The Philosophical Problem of Logic

If I were to ask how we justify the idea that logic works for reaching truth or that it is the only standard to measure truth, what would be a good answer? Would that answer be using logic? Would this not be circular? As in the same way that I might say that a book content is true because the book says so? But it is even more severe than our hypothetical because logic is always presupposed in any attempt to question it which makes the circularity even more vicious. And if we are not to use logic to justify that, what would we use to reason about that? It seems that there needs to be another way to think of it maybe by appealing to the impossibility of the contrary but what if we live in that impossible world? And of course we don’t but appealing to the impossibility of the contrary doesn’t free us from the question of what makes the use and efficiency of logic possible.

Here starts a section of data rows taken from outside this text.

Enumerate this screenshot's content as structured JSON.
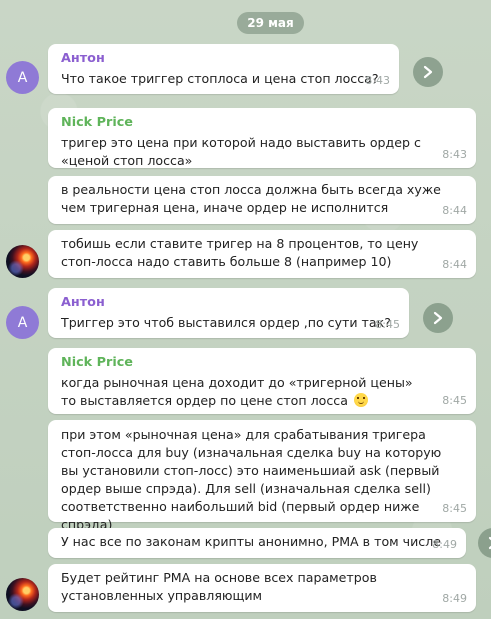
{
  "date_label": "29 мая",
  "avatar_anton_letter": "A",
  "messages": [
    {
      "sender": "Антон",
      "text": "Что такое триггер стоплоса и цена стоп лосса?",
      "time": "8:43"
    },
    {
      "sender": "Nick Price",
      "text": "тригер это цена при которой надо выставить ордер с «ценой стоп лосса»",
      "time": "8:43"
    },
    {
      "text": "в реальности цена стоп лосса должна быть всегда хуже чем тригерная цена, иначе ордер не исполнится",
      "time": "8:44"
    },
    {
      "text": "тобишь если ставите тригер на 8 процентов, то цену стоп-лосса надо ставить больше 8 (например 10)",
      "time": "8:44"
    },
    {
      "sender": "Антон",
      "text": "Триггер это чтоб выставился ордер ,по сути так?",
      "time": "8:45"
    },
    {
      "sender": "Nick Price",
      "text": "когда рыночная цена доходит до «тригерной цены» то выставляется ордер по цене стоп лосса",
      "time": "8:45",
      "emoji": "slightly-smiling-face"
    },
    {
      "text": "при этом «рыночная цена» для срабатывания тригера стоп-лосса для buy (изначальная сделка buy на которую вы установили стоп-лосс) это наименьшиай ask (первый ордер выше спрэда). Для sell (изначальная сделка sell) соответственно наибольший bid (первый ордер ниже спрэда)",
      "time": "8:45"
    },
    {
      "text": "У нас все по законам крипты анонимно, РМА в том числе",
      "time": "8:49"
    },
    {
      "text": "Будет рейтинг РМА на основе всех параметров установленных управляющим",
      "time": "8:49"
    }
  ]
}
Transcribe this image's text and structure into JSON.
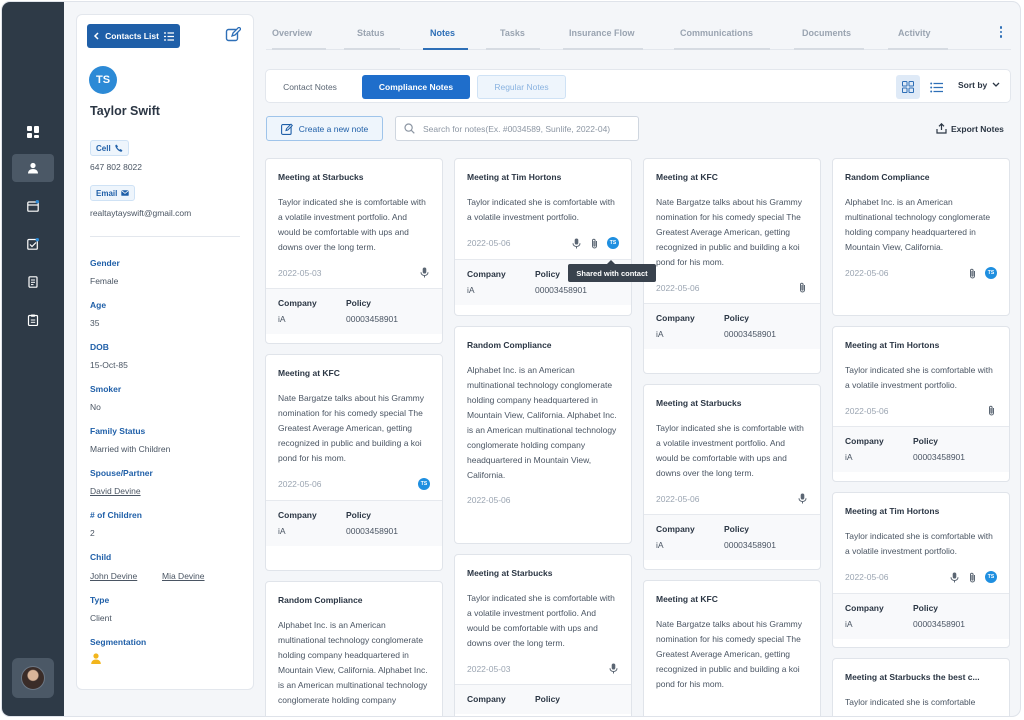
{
  "sidebar": {
    "items": [
      {
        "icon": "dashboard-icon"
      },
      {
        "icon": "contacts-icon",
        "active": true
      },
      {
        "icon": "calendar-icon"
      },
      {
        "icon": "tasks-icon"
      },
      {
        "icon": "policy-icon"
      },
      {
        "icon": "clipboard-icon"
      }
    ],
    "user_avatar": "user-avatar"
  },
  "profile": {
    "back_button": "Contacts List",
    "initials": "TS",
    "name": "Taylor Swift",
    "cell_label": "Cell",
    "phone": "647 802 8022",
    "email_label": "Email",
    "email": "realtaytayswift@gmail.com",
    "fields": {
      "gender": {
        "label": "Gender",
        "value": "Female"
      },
      "age": {
        "label": "Age",
        "value": "35"
      },
      "dob": {
        "label": "DOB",
        "value": "15-Oct-85"
      },
      "smoker": {
        "label": "Smoker",
        "value": "No"
      },
      "family_status": {
        "label": "Family Status",
        "value": "Married with Children"
      },
      "spouse": {
        "label": "Spouse/Partner",
        "value": "David Devine"
      },
      "children_count": {
        "label": "# of Children",
        "value": "2"
      },
      "child": {
        "label": "Child",
        "values": [
          "John Devine",
          "Mia Devine"
        ]
      },
      "type": {
        "label": "Type",
        "value": "Client"
      },
      "segmentation": {
        "label": "Segmentation"
      }
    }
  },
  "tabs": [
    "Overview",
    "Status",
    "Notes",
    "Tasks",
    "Insurance Flow",
    "Communications",
    "Documents",
    "Activity"
  ],
  "active_tab": "Notes",
  "note_types": {
    "contact": "Contact Notes",
    "compliance": "Compliance Notes",
    "regular": "Regular Notes"
  },
  "sort_label": "Sort by",
  "create_button": "Create a new note",
  "search": {
    "placeholder": "Search for notes(Ex. #0034589, Sunlife, 2022-04)",
    "value": ""
  },
  "export_label": "Export Notes",
  "tooltip": "Shared with contact",
  "footer_labels": {
    "company": "Company",
    "policy": "Policy"
  },
  "notes": {
    "c1": [
      {
        "title": "Meeting at Starbucks",
        "body": "Taylor indicated she is comfortable with a volatile investment portfolio. And would be comfortable with ups and downs over the long term.",
        "date": "2022-05-03",
        "company": "iA",
        "policy": "00003458901"
      },
      {
        "title": "Meeting at KFC",
        "body": "Nate Bargatze talks about his Grammy nomination for his comedy special The Greatest Average American, getting recognized in public and building a koi pond for his mom.",
        "date": "2022-05-06",
        "company": "iA",
        "policy": "00003458901"
      },
      {
        "title": "Random Compliance",
        "body": "Alphabet Inc. is an American multinational technology conglomerate holding company headquartered in Mountain View, California. Alphabet Inc. is an American multinational technology conglomerate holding company"
      }
    ],
    "c2": [
      {
        "title": "Meeting at Tim Hortons",
        "body": "Taylor indicated she is comfortable with a volatile investment portfolio.",
        "date": "2022-05-06",
        "company": "iA",
        "policy": "00003458901"
      },
      {
        "title": "Random Compliance",
        "body": "Alphabet Inc. is an American multinational technology conglomerate holding company headquartered in Mountain View, California. Alphabet Inc. is an American multinational technology conglomerate holding company headquartered in Mountain View, California.",
        "date": "2022-05-06"
      },
      {
        "title": "Meeting at Starbucks",
        "body": "Taylor indicated she is comfortable with a volatile investment portfolio. And would be comfortable with ups and downs over the long term.",
        "date": "2022-05-03",
        "company": "Company"
      }
    ],
    "c3": [
      {
        "title": "Meeting at KFC",
        "body": "Nate Bargatze talks about his Grammy nomination for his comedy special The Greatest Average American, getting recognized in public and building a koi pond for his mom.",
        "date": "2022-05-06",
        "company": "iA",
        "policy": "00003458901"
      },
      {
        "title": "Meeting at Starbucks",
        "body": "Taylor indicated she is comfortable with a volatile investment portfolio. And would be comfortable with ups and downs over the long term.",
        "date": "2022-05-06",
        "company": "iA",
        "policy": "00003458901"
      },
      {
        "title": "Meeting at KFC",
        "body": "Nate Bargatze talks about his Grammy nomination for his comedy special The Greatest Average American, getting recognized in public and building a koi pond for his mom."
      }
    ],
    "c4": [
      {
        "title": "Random Compliance",
        "body": "Alphabet Inc. is an American multinational technology conglomerate holding company headquartered in Mountain View, California.",
        "date": "2022-05-06"
      },
      {
        "title": "Meeting at Tim Hortons",
        "body": "Taylor indicated she is comfortable with a volatile investment portfolio.",
        "date": "2022-05-06",
        "company": "iA",
        "policy": "00003458901"
      },
      {
        "title": "Meeting at Tim Hortons",
        "body": "Taylor indicated she is comfortable with a volatile investment portfolio.",
        "date": "2022-05-06",
        "company": "iA",
        "policy": "00003458901"
      },
      {
        "title": "Meeting at Starbucks the best c...",
        "body": "Taylor indicated she is comfortable"
      }
    ]
  },
  "colors": {
    "primary": "#1f6ecb",
    "brand_dark": "#1f5fa8",
    "rail": "#2e3a47",
    "badge": "#1f8fe0"
  }
}
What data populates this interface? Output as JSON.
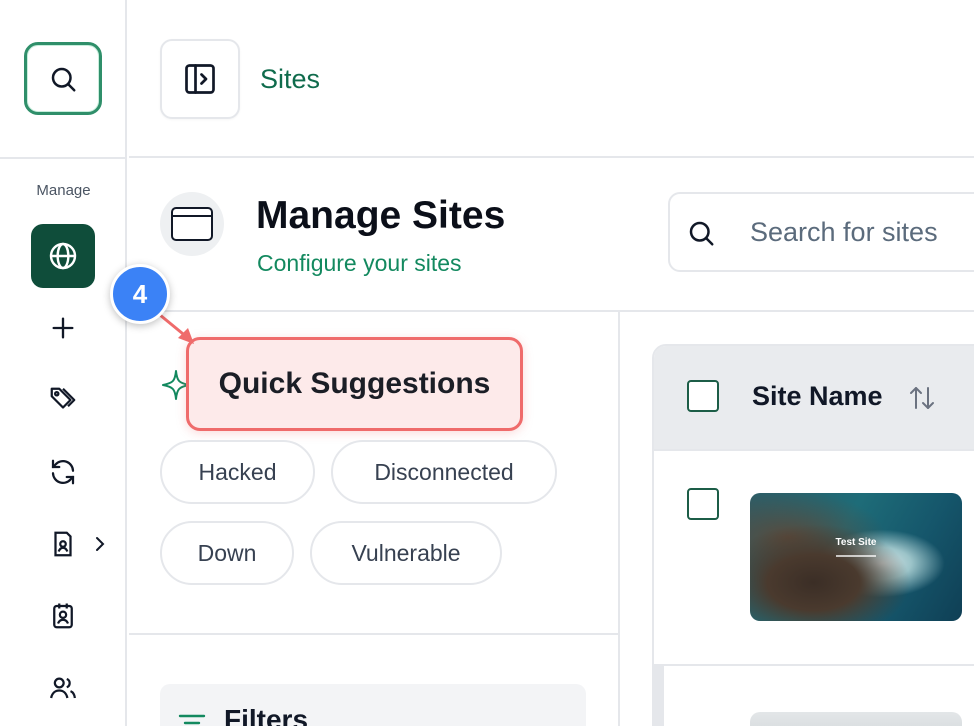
{
  "sidebar": {
    "section_label": "Manage",
    "items": [
      {
        "icon": "globe-icon",
        "active": true
      },
      {
        "icon": "plus-icon"
      },
      {
        "icon": "tags-icon"
      },
      {
        "icon": "refresh-icon"
      },
      {
        "icon": "report-icon",
        "has_submenu": true
      },
      {
        "icon": "contact-card-icon"
      },
      {
        "icon": "users-icon"
      }
    ]
  },
  "topbar": {
    "breadcrumb": "Sites"
  },
  "header": {
    "title": "Manage Sites",
    "subtitle": "Configure your sites",
    "search_placeholder": "Search for sites"
  },
  "suggestions": {
    "label": "Quick Suggestions",
    "chips": [
      "Hacked",
      "Disconnected",
      "Down",
      "Vulnerable"
    ]
  },
  "filters": {
    "label": "Filters"
  },
  "table": {
    "column_site_name": "Site Name",
    "rows": [
      {
        "thumbnail_title": "Test Site"
      }
    ]
  },
  "annotation": {
    "step_number": "4"
  },
  "colors": {
    "brand": "#0f4d3a",
    "accent_green": "#13895f",
    "highlight_border": "#ef6b6b",
    "step_badge": "#3b82f6"
  }
}
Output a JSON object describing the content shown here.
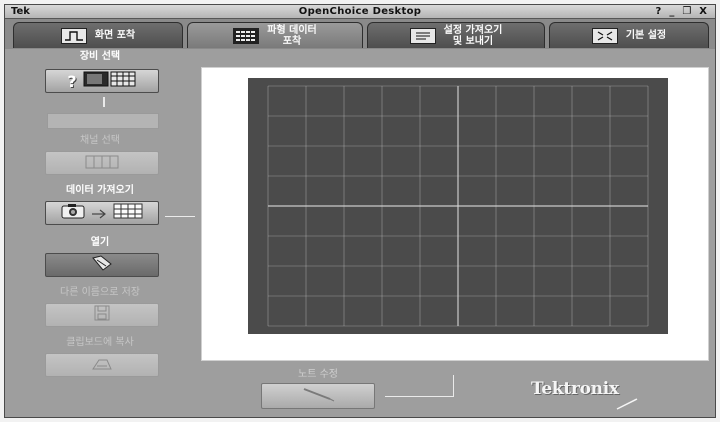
{
  "window": {
    "logo": "Tek",
    "title": "OpenChoice Desktop",
    "controls": {
      "help": "?",
      "minimize": "_",
      "restore": "❐",
      "close": "X"
    }
  },
  "tabs": [
    {
      "label": "화면 포착",
      "icon": "waveform-icon",
      "active": false
    },
    {
      "label": "파형 데이터\n포착",
      "icon": "data-grid-icon",
      "active": true
    },
    {
      "label": "설정 가져오기\n및 보내기",
      "icon": "settings-file-icon",
      "active": false
    },
    {
      "label": "기본 설정",
      "icon": "preferences-icon",
      "active": false
    }
  ],
  "sidebar": {
    "select_device": {
      "label": "장비 선택",
      "button_text": "?"
    },
    "select_channel": {
      "label": "채널 선택"
    },
    "get_data": {
      "label": "데이터 가져오기"
    },
    "open": {
      "label": "열기"
    },
    "save_as": {
      "label": "다른 이름으로 저장"
    },
    "copy_clipboard": {
      "label": "클립보드에 복사"
    }
  },
  "notes": {
    "label": "노트 수정"
  },
  "brand": "Tektronix",
  "colors": {
    "frame": "#9e9e9e",
    "tab": "#5a5a5a",
    "screen": "#4b4b4b",
    "grid": "#d8d8d8"
  }
}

Let us examine first what is at stake exactly in this issue: it is the whole body of mathematics and by consequence all physics which stands on it, and every engineering discipline that stands on the physics and even in the most basic level our mundane conversation with other people; the guarantee that there is common understanding when we utter a word that signifies to an object which is agreed upon by our interlocutor by which I mean language.

Why Logic Cannot Justify Itself

Most common attempts to answer this problem present unsatisfactory or dismissive answers of which the most obnoxious is “it just works” or “it just is” which are not even answers worthy of being called philosophical. First if we were to say this we would need a standard of what it means to say “is” or in other words being itself and to provide a standard of what it means for something to “work” or in other words what is practical, both of which will require logic once again to explain, by which I mean a grounding of logic must be prior to logic not posterior to it. Since a lot of pragmatic approaches though commendable for their simplicity of answer and the priority which they give to practicality, they do not give any satisfactory or functional answers to such fundemental questions especially ones that are not in themselves tangible but rather are abstract.

Another thing is for certain, is that our answer for justifying logic should not lead to the self-destruction of logic as would materialism or empiricism for instance since logic would definitely not be a material object nor is it a thing we observe empirically, and making an exception for logic being of that which is different from the material and rules over the material would be like putting up logic as transcendent first principle, a position that logic does not fully fulfill and is an arbitrary dichotomy in essence.

By the virtue of having no alternative our thinking has logic as unavoidable and we cannot coherently conceive of the opposite but the issue at heart is where does it stand in our epistemology and how you or I see logic will affect our conclusions and interpretations of everything else in the world, in a way that framework-free observation and self-evident truths that are accessible to everyone in the same way is not as evident as we might think, in fact there are none.

This also points to the futility of autonomous mode of rationalism where logic is taken for granted as that would not lead to conclusive answers to anything, since if different people have different starting point they would reach different equally logically invincible positions.

Beyond Logic Alone

Although this type of argument is that of radical skeptics, I reject their views on truth since they are self-refuting in their analysis of the problem given their conclusion of epistemic nihilism.

What I would take away as conclusions from the whole issue is that logic itself is not the only epistemic tool, and there must be part of an array of other criteria or be subordinate to a higher faculty–something that is properly metaphysical although this might sound like a slur to materialist–since otherwise the result would be that of an unending philosophical maze, which in my opinion is what is manifested in the western philosophical tradition. Also that both the foundationalists have a point and the coherentists also have a point but not one fully to the exclusion of the other.

Though this itself requires a thorough elaboration, which I will hopefully deal with on other occasions since it is definitely not a simple problem to tackle philosophically.

This was a brief prompter to contemplate, think and examine the matter and its implications and whether the resulting world-view would cohere well with logic.